Technology Blog #2: Building A Connected Learning Community For My Future Career

            Chapter six of The Connected Educator: Learning and Leading in a Digital Age is entirely dedicated to how one can build a connected learning community. The author brings up how online sites were the go-to for meeting and learning from new people. For the author, the specific site was Newton, a science board for like-minded scientific individuals. On these sites, people can discuss anything for the specific reason of the site's existence; the possibilities are endless! The networks you build between people throughout your lives are essential for future information gathering. Building such a network is not just about following everything you can on social media apps such as Instagram or Reddit, but building meaningful relationships with those you connect with.

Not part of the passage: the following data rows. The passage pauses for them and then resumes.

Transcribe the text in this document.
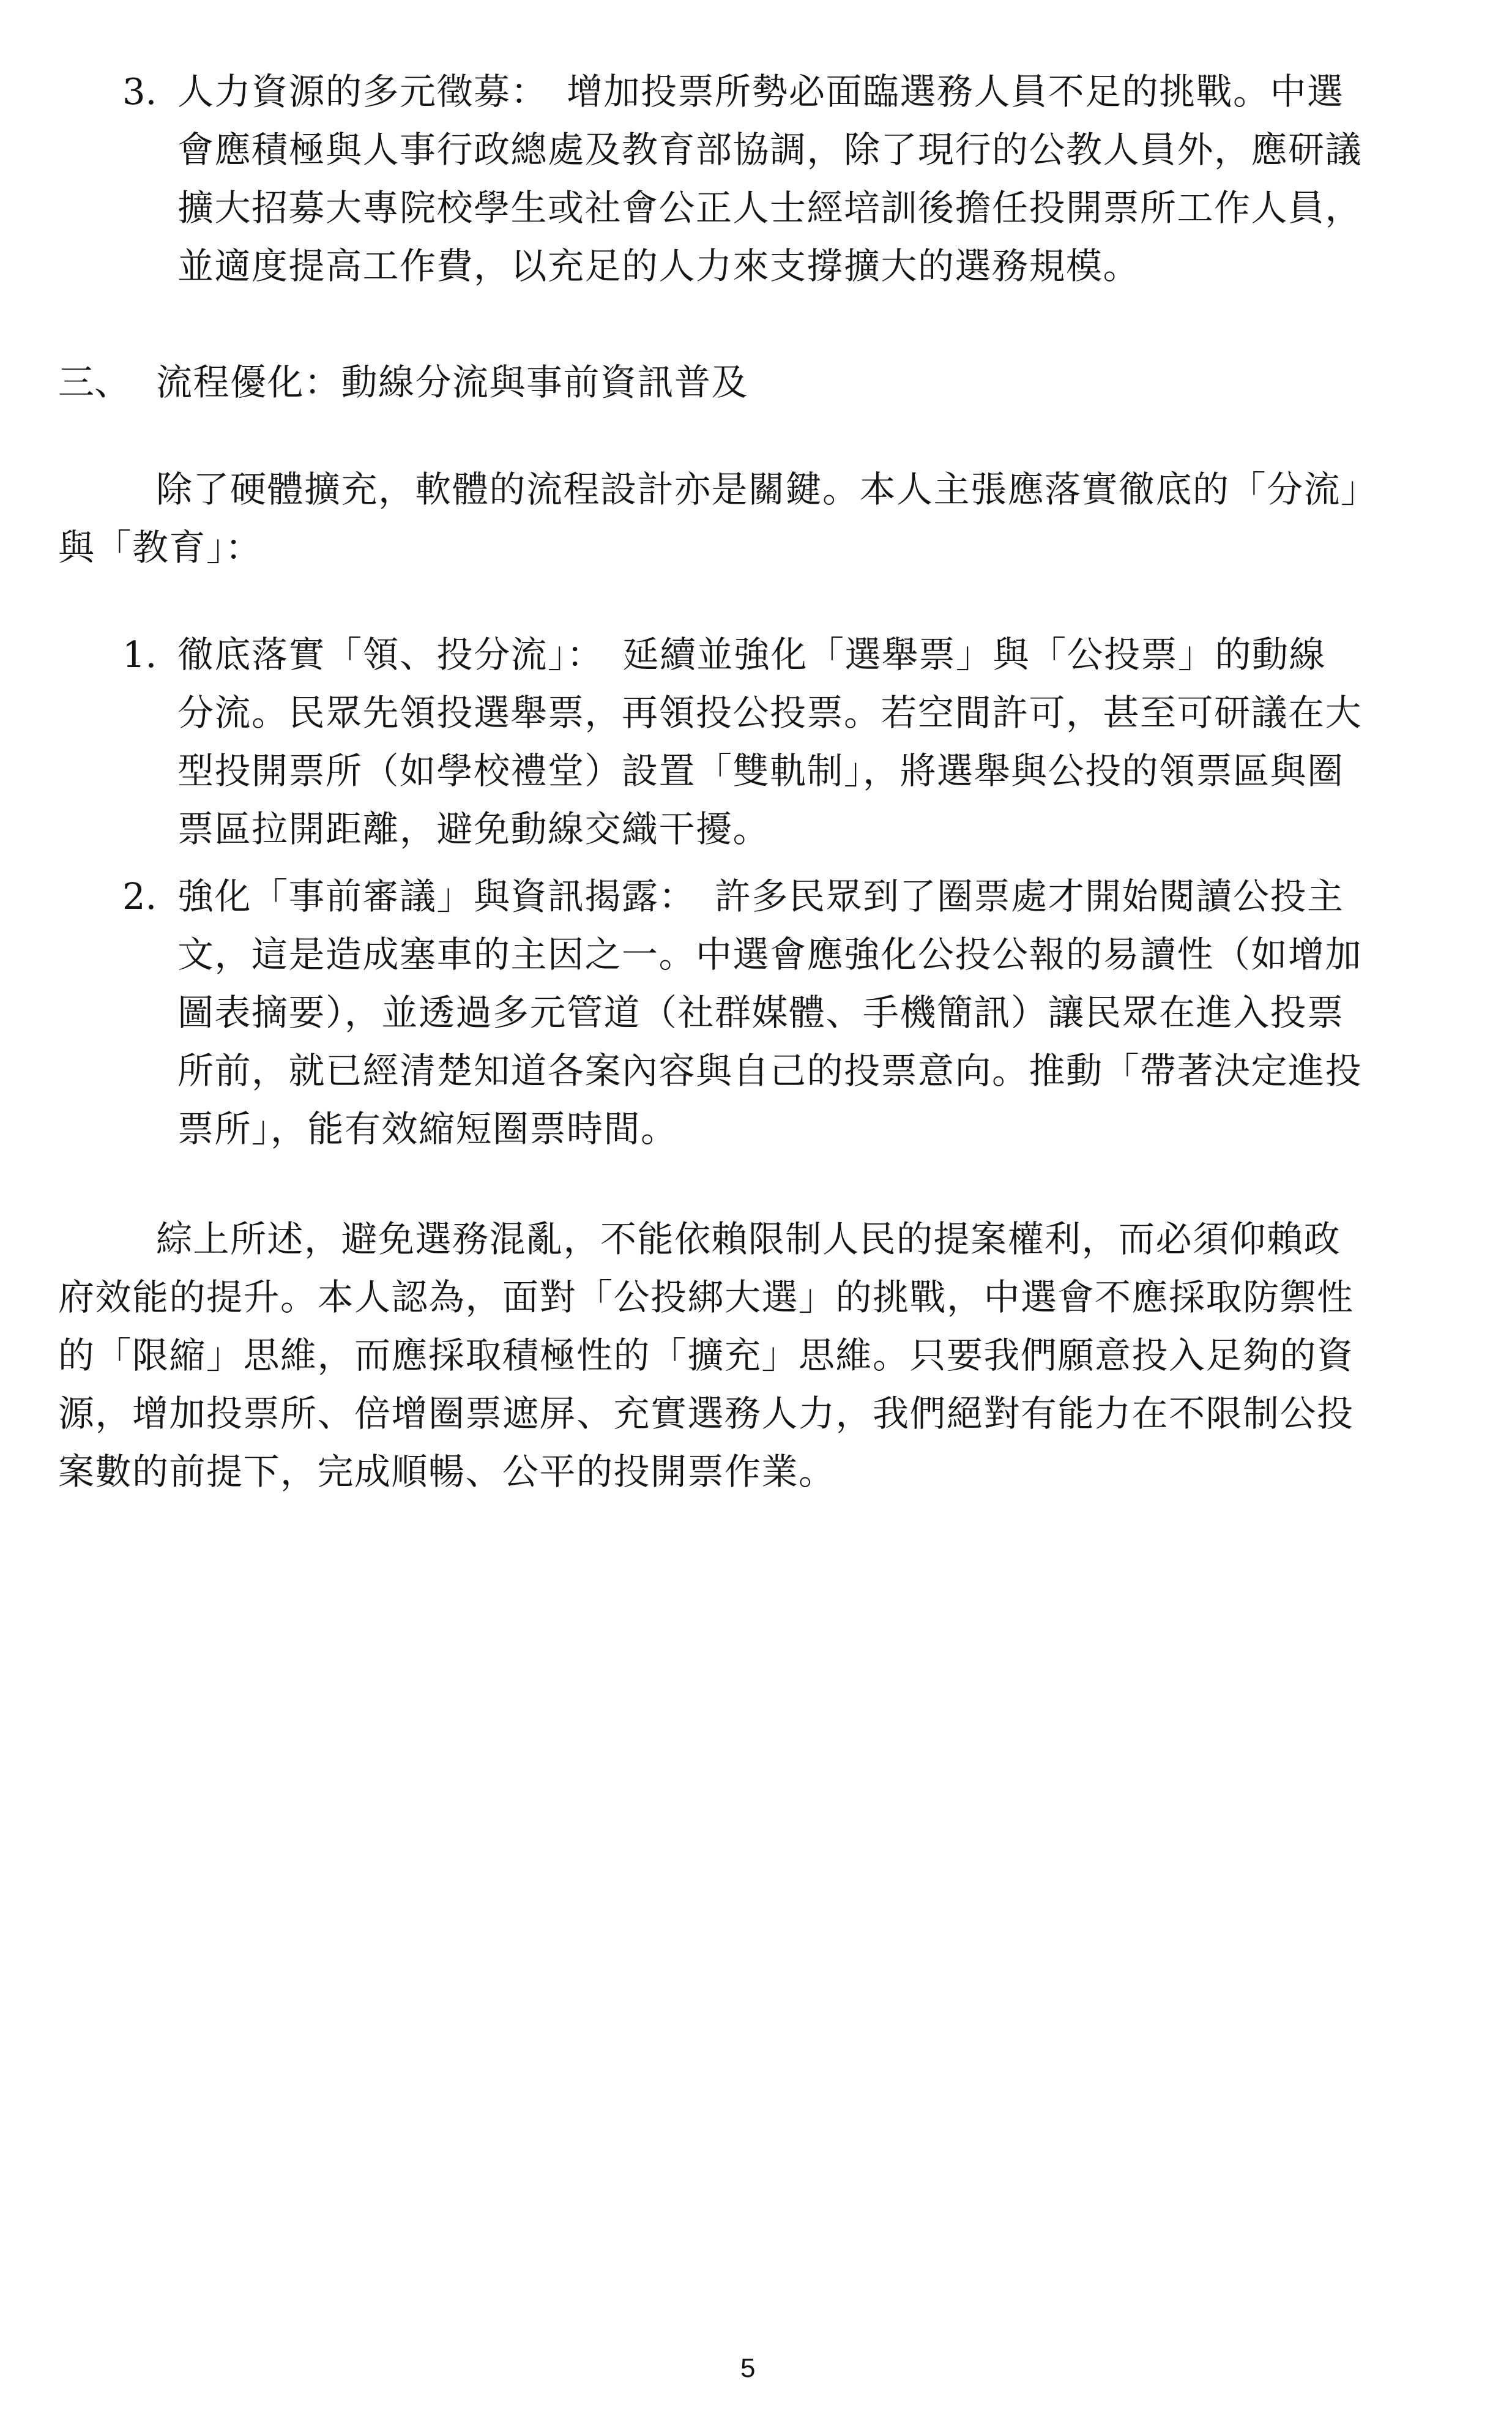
3. 人力資源的多元徵募：　增加投票所勢必面臨選務人員不足的挑戰。中選
會應積極與人事行政總處及教育部協調，除了現行的公教人員外，應研議
擴大招募大專院校學生或社會公正人士經培訓後擔任投開票所工作人員，
並適度提高工作費，以充足的人力來支撐擴大的選務規模。
三、 流程優化：動線分流與事前資訊普及
除了硬體擴充，軟體的流程設計亦是關鍵。本人主張應落實徹底的「分流」
與「教育」：
1. 徹底落實「領、投分流」：　延續並強化「選舉票」與「公投票」的動線
分流。民眾先領投選舉票，再領投公投票。若空間許可，甚至可研議在大
型投開票所（如學校禮堂）設置「雙軌制」，將選舉與公投的領票區與圈
票區拉開距離，避免動線交織干擾。
2. 強化「事前審議」與資訊揭露：　許多民眾到了圈票處才開始閱讀公投主
文，這是造成塞車的主因之一。中選會應強化公投公報的易讀性（如增加
圖表摘要），並透過多元管道（社群媒體、手機簡訊）讓民眾在進入投票
所前，就已經清楚知道各案內容與自己的投票意向。推動「帶著決定進投
票所」，能有效縮短圈票時間。
綜上所述，避免選務混亂，不能依賴限制人民的提案權利，而必須仰賴政
府效能的提升。本人認為，面對「公投綁大選」的挑戰，中選會不應採取防禦性
的「限縮」思維，而應採取積極性的「擴充」思維。只要我們願意投入足夠的資
源，增加投票所、倍增圈票遮屏、充實選務人力，我們絕對有能力在不限制公投
案數的前提下，完成順暢、公平的投開票作業。
5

            To build a successful personal learning network, you need to find the best people to help you in whatever field you wish to have knowledge of and organize the much-needed information. The most notable things to do are to question who you follow, develop a relationship, and develop a unifying community. People you follow should be trustworthy and beneficial for you! Not only should the person in question be trustworthy, but should give as much as they take from you. Peers should always be learning from one another! The relationship's most important factors are the relationship being developed through mutual benefit and the structuring of a unified, connected community. People in a learning network should usually have similarities between one another. The key to a successful community is to find all these similarities within their lives and use them as branching paths to further connection.

            In my future profession of law enforcement, building a personal learning network is essential to success in the field, as it always has been. The local, state, and national governments always have new directives and goals being presented that could directly affect policing careers. Alongside this, every law enforcement agency has their own learning networks already established. So for law enforcement, a personal learning network is easier to make in totality, but far more caution is advised. law enforcement officers already have daily or weekly access to workshops as well as their agencies' members, who for the region are likely the specialists in their profession. Reaching out to other states' agencies as well as local politicians can be a crucial, overwhelming benefit for advancement of one's status in their agency and for evolution of that agency as well. Despite this, heavy caution is advised. Not every person in these fields will have the best intentions. Some people are purely self-serving or heavily authoritative, and will use any connection as a way to gain control. Adding onto this, some people can seem good at first but may do questionable things when eyes are turned, and in the fields of politics and law enforcement this is a greater concern. One thing to avoid at all costs is anyone who is evidently or suspected to be corrupt in any way. In this field, learning networks and communities can be easily maintained and built, but should also be an area of great caution and concern.